Cosa pensi sia necessario fare a livello internazionale e locale per continuare a supportare il popolo sudanese nei prossimi anni?

Occorre accompagnare il paese nella strada della pace e delle riforme politiche, giudiziarie, economiche, verso un sistema che garantisca uguali diritti umani, sociali, economici a tutti e la coesistenza pacifica tra etnie e comunità diverse.

Nonostante il dramma della guerra, afferma Lotteria, il Sudan ha dimostrato una straordinaria capacità di mobilitazione dal basso. Già nel 2019, la popolazione aveva guidato una rivoluzione pacifica che portò alla caduta del regime militare, e oggi la società civile continua a svolgere un ruolo chiave nell’assistenza umanitaria. Attraverso iniziative locali come le emergency rooms e le community kitchens, migliaia di volontari hanno fornito aiuti alimentari alle persone più vulnerabili, spesso mettendo a rischio la propria sicurezza.

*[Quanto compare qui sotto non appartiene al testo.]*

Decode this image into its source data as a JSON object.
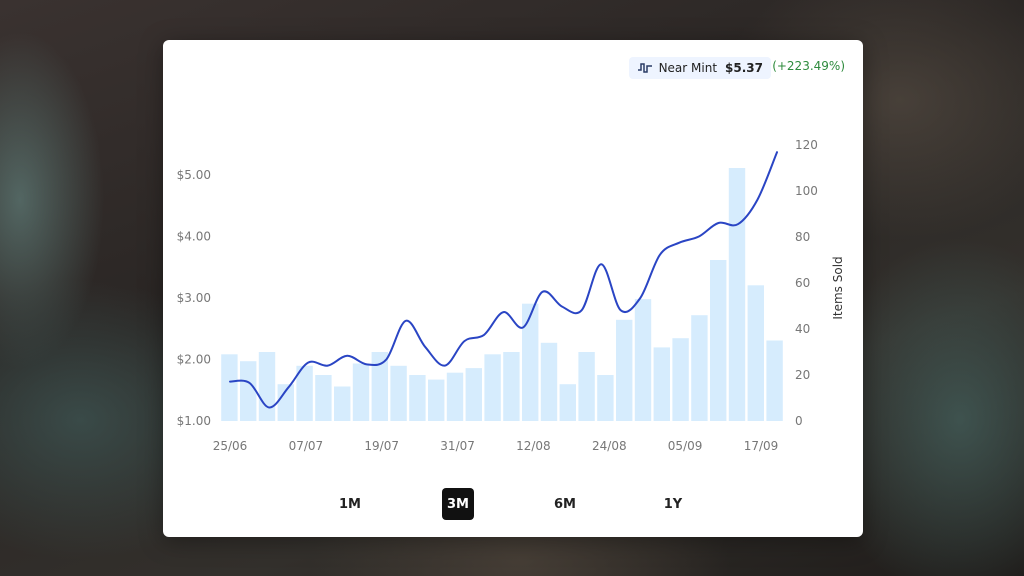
{
  "legend": {
    "label": "Near Mint",
    "price": "$5.37",
    "change": "(+223.49%)",
    "change_color": "#2e8b3d",
    "icon": "line-chart-icon"
  },
  "ranges": [
    {
      "label": "1M",
      "active": false
    },
    {
      "label": "3M",
      "active": true
    },
    {
      "label": "6M",
      "active": false
    },
    {
      "label": "1Y",
      "active": false
    }
  ],
  "chart_data": {
    "type": "bar",
    "x_ticks": [
      "25/06",
      "07/07",
      "19/07",
      "31/07",
      "12/08",
      "24/08",
      "05/09",
      "17/09"
    ],
    "y_left": {
      "ticks": [
        "$1.00",
        "$2.00",
        "$3.00",
        "$4.00",
        "$5.00"
      ],
      "ylim": [
        1.0,
        5.5
      ]
    },
    "y_right": {
      "label": "Items Sold",
      "ticks": [
        "0",
        "20",
        "40",
        "60",
        "80",
        "100",
        "120"
      ],
      "ylim": [
        0,
        120
      ]
    },
    "colors": {
      "bars": "#d6ecfd",
      "line": "#2a45c4"
    },
    "series": [
      {
        "name": "Items Sold",
        "axis": "right",
        "type": "bar",
        "values": [
          29,
          26,
          30,
          16,
          24,
          20,
          15,
          25,
          30,
          24,
          20,
          18,
          21,
          23,
          29,
          30,
          51,
          34,
          16,
          30,
          20,
          44,
          53,
          32,
          36,
          46,
          70,
          110,
          59,
          35
        ]
      },
      {
        "name": "Near Mint",
        "axis": "left",
        "type": "line",
        "values": [
          1.64,
          1.62,
          1.22,
          1.55,
          1.95,
          1.9,
          2.06,
          1.92,
          2.0,
          2.63,
          2.2,
          1.9,
          2.3,
          2.4,
          2.77,
          2.52,
          3.1,
          2.86,
          2.8,
          3.55,
          2.8,
          3.0,
          3.7,
          3.9,
          4.0,
          4.22,
          4.2,
          4.6,
          5.37
        ]
      }
    ]
  }
}
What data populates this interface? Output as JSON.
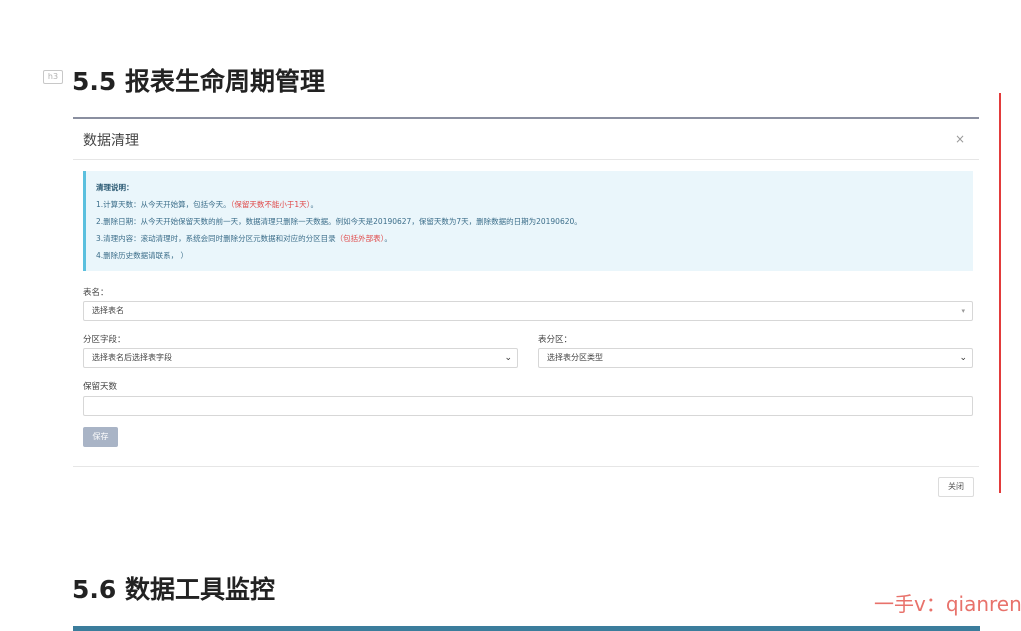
{
  "doc": {
    "heading_badge": "h3",
    "section_55_title": "5.5 报表生命周期管理",
    "section_56_title": "5.6 数据工具监控",
    "watermark": "一手v：qianren"
  },
  "modal": {
    "title": "数据清理",
    "close_symbol": "×",
    "info": {
      "title": "清理说明：",
      "line1_text": "1.计算天数：从今天开始算，包括今天。",
      "line1_highlight": "（保留天数不能小于1天）",
      "line1_end": "。",
      "line2": "2.删除日期：从今天开始保留天数的前一天，数据清理只删除一天数据。例如今天是20190627，保留天数为7天，删除数据的日期为20190620。",
      "line3_text": "3.清理内容：滚动清理时，系统会同时删除分区元数据和对应的分区目录",
      "line3_highlight": "（包括外部表）",
      "line3_end": "。",
      "line4": "4.删除历史数据请联系，                              ）"
    },
    "form": {
      "table_label": "表名：",
      "table_placeholder": "选择表名",
      "partition_field_label": "分区字段：",
      "partition_field_placeholder": "选择表名后选择表字段",
      "table_partition_label": "表分区：",
      "table_partition_placeholder": "选择表分区类型",
      "retention_label": "保留天数",
      "retention_value": ""
    },
    "save_label": "保存",
    "close_label": "关闭"
  },
  "colors": {
    "accent_red": "#e23b3b",
    "info_bg": "#eaf6fb",
    "info_border": "#5bc0de",
    "save_button": "#a9b4c6",
    "bottom_bar": "#3b7d9c",
    "watermark": "#e8726b"
  }
}
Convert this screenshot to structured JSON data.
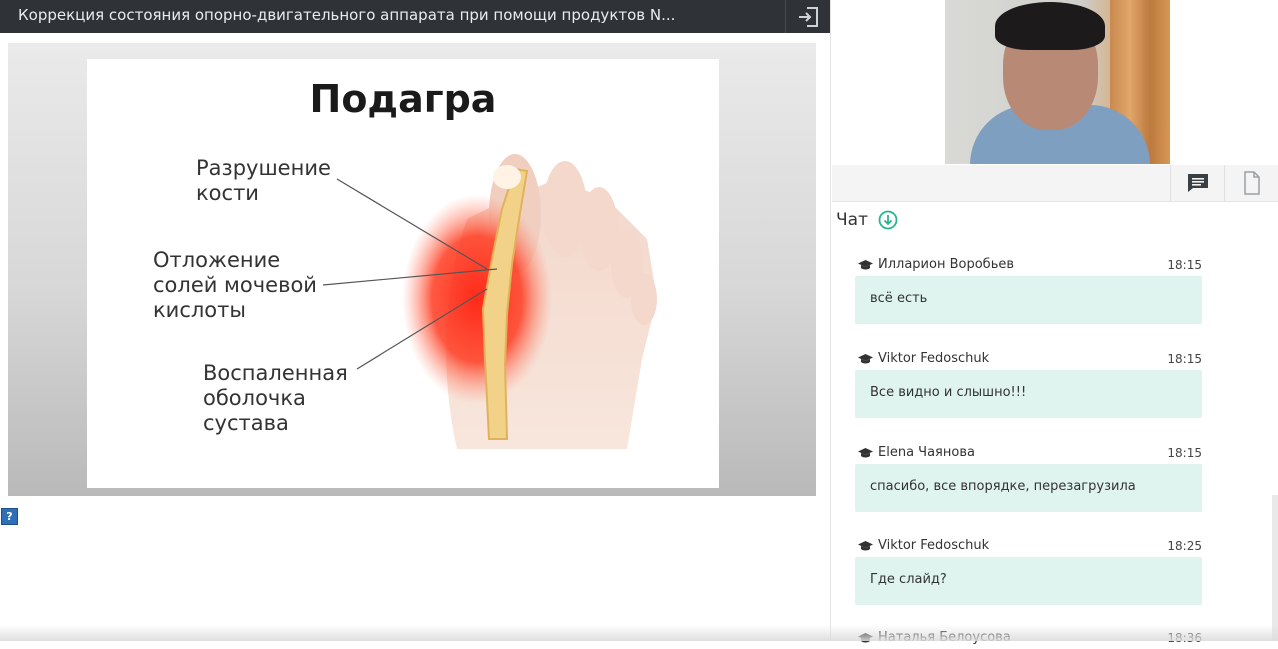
{
  "header": {
    "title": "Коррекция состояния опорно-двигательного аппарата при помощи продуктов N..."
  },
  "slide": {
    "title": "Подагра",
    "labels": {
      "bone": "Разрушение\nкости",
      "salts": "Отложение\nсолей мочевой\nкислоты",
      "membrane": "Воспаленная\nоболочка\nсустава"
    }
  },
  "help": {
    "label": "?"
  },
  "chat": {
    "title": "Чат",
    "messages": [
      {
        "author": "Илларион Воробьев",
        "time": "18:15",
        "text": "всё есть"
      },
      {
        "author": "Viktor Fedoschuk",
        "time": "18:15",
        "text": "Все видно и слышно!!!"
      },
      {
        "author": "Elena Чаянова",
        "time": "18:15",
        "text": "спасибо, все впорядке, перезагрузила"
      },
      {
        "author": "Viktor Fedoschuk",
        "time": "18:25",
        "text": "Где слайд?"
      },
      {
        "author": "Наталья Белоусова",
        "time": "18:36",
        "text": ""
      }
    ]
  },
  "colors": {
    "accent": "#2bb58e",
    "bubble": "#dff3ef",
    "topbar": "#2f3338"
  },
  "icons": {
    "exit": "sign-in-icon",
    "chat_tab": "chat-bubble-icon",
    "files_tab": "document-icon",
    "scroll": "arrow-down-circle-icon",
    "author": "graduation-cap-icon"
  }
}
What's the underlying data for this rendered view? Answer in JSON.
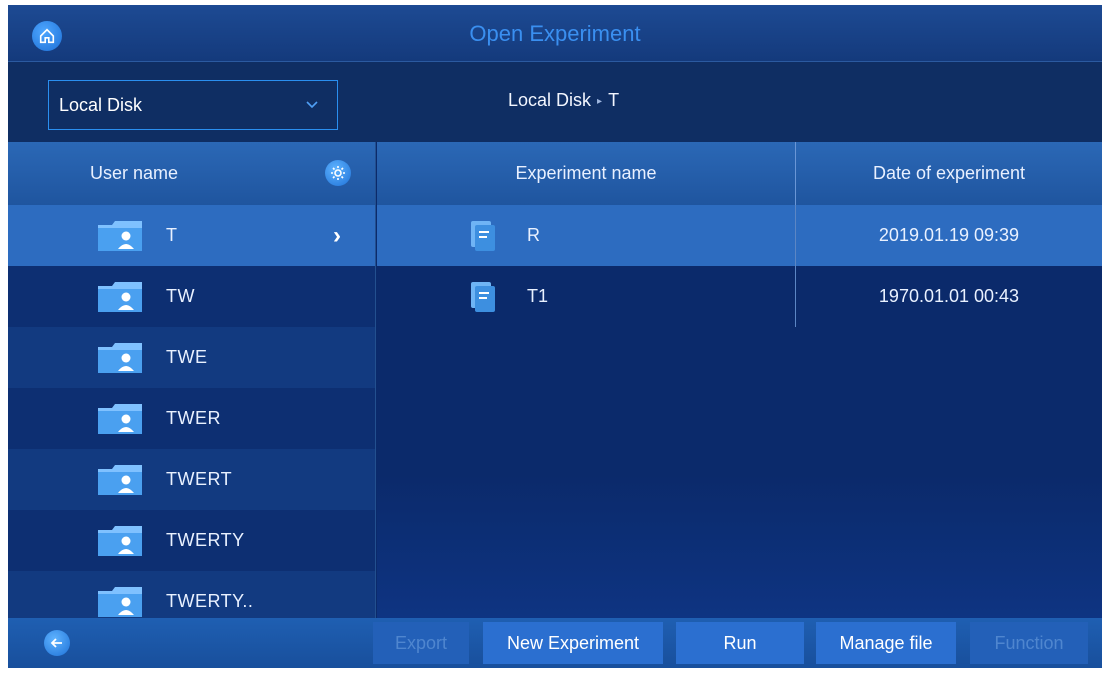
{
  "header": {
    "title": "Open Experiment"
  },
  "source": {
    "selected": "Local Disk",
    "path_root": "Local Disk",
    "path_leaf": "T",
    "path_sep": "▸"
  },
  "users": {
    "column_label": "User name",
    "items": [
      {
        "name": "T",
        "selected": true
      },
      {
        "name": "TW"
      },
      {
        "name": "TWE"
      },
      {
        "name": "TWER"
      },
      {
        "name": "TWERT"
      },
      {
        "name": "TWERTY"
      },
      {
        "name": "TWERTY.."
      }
    ],
    "chevron": "›"
  },
  "experiments": {
    "col_name": "Experiment name",
    "col_date": "Date of experiment",
    "rows": [
      {
        "name": "R",
        "date": "2019.01.19 09:39",
        "selected": true
      },
      {
        "name": "T1",
        "date": "1970.01.01 00:43"
      }
    ]
  },
  "footer": {
    "buttons": {
      "export": "Export",
      "new_experiment": "New Experiment",
      "run": "Run",
      "manage_file": "Manage file",
      "function": "Function"
    }
  },
  "icons": {
    "home": "home-icon",
    "settings": "user-settings-icon",
    "back": "back-arrow-icon",
    "folder": "user-folder-icon",
    "document": "experiment-file-icon",
    "dropdown": "chevron-down-icon"
  },
  "colors": {
    "accent": "#2a8ff0",
    "selected_row": "#2d6cc0",
    "title": "#3a8ff0",
    "disabled_text": "#4f86cf"
  }
}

COOPI è presente in Sudan dal 2004, dove ha realizzato oltre 120 progetti per sostenere le comunità più vulnerabili colpite da conflitti e disastri, concentrandosi su acqua e igiene, protezione, assistenza umanitaria, sicurezza alimentare e mezzi di sussistenza e riduzione del rischio di disastri. In risposta alle emergenze, COOPI distribuisce beni di prima necessità, allestisce rifugi temporanei e lavora a stretto contatto con autorità locali, organizzazioni internazionali e volontari per garantire un’azione coordinata ed efficace sul territorio.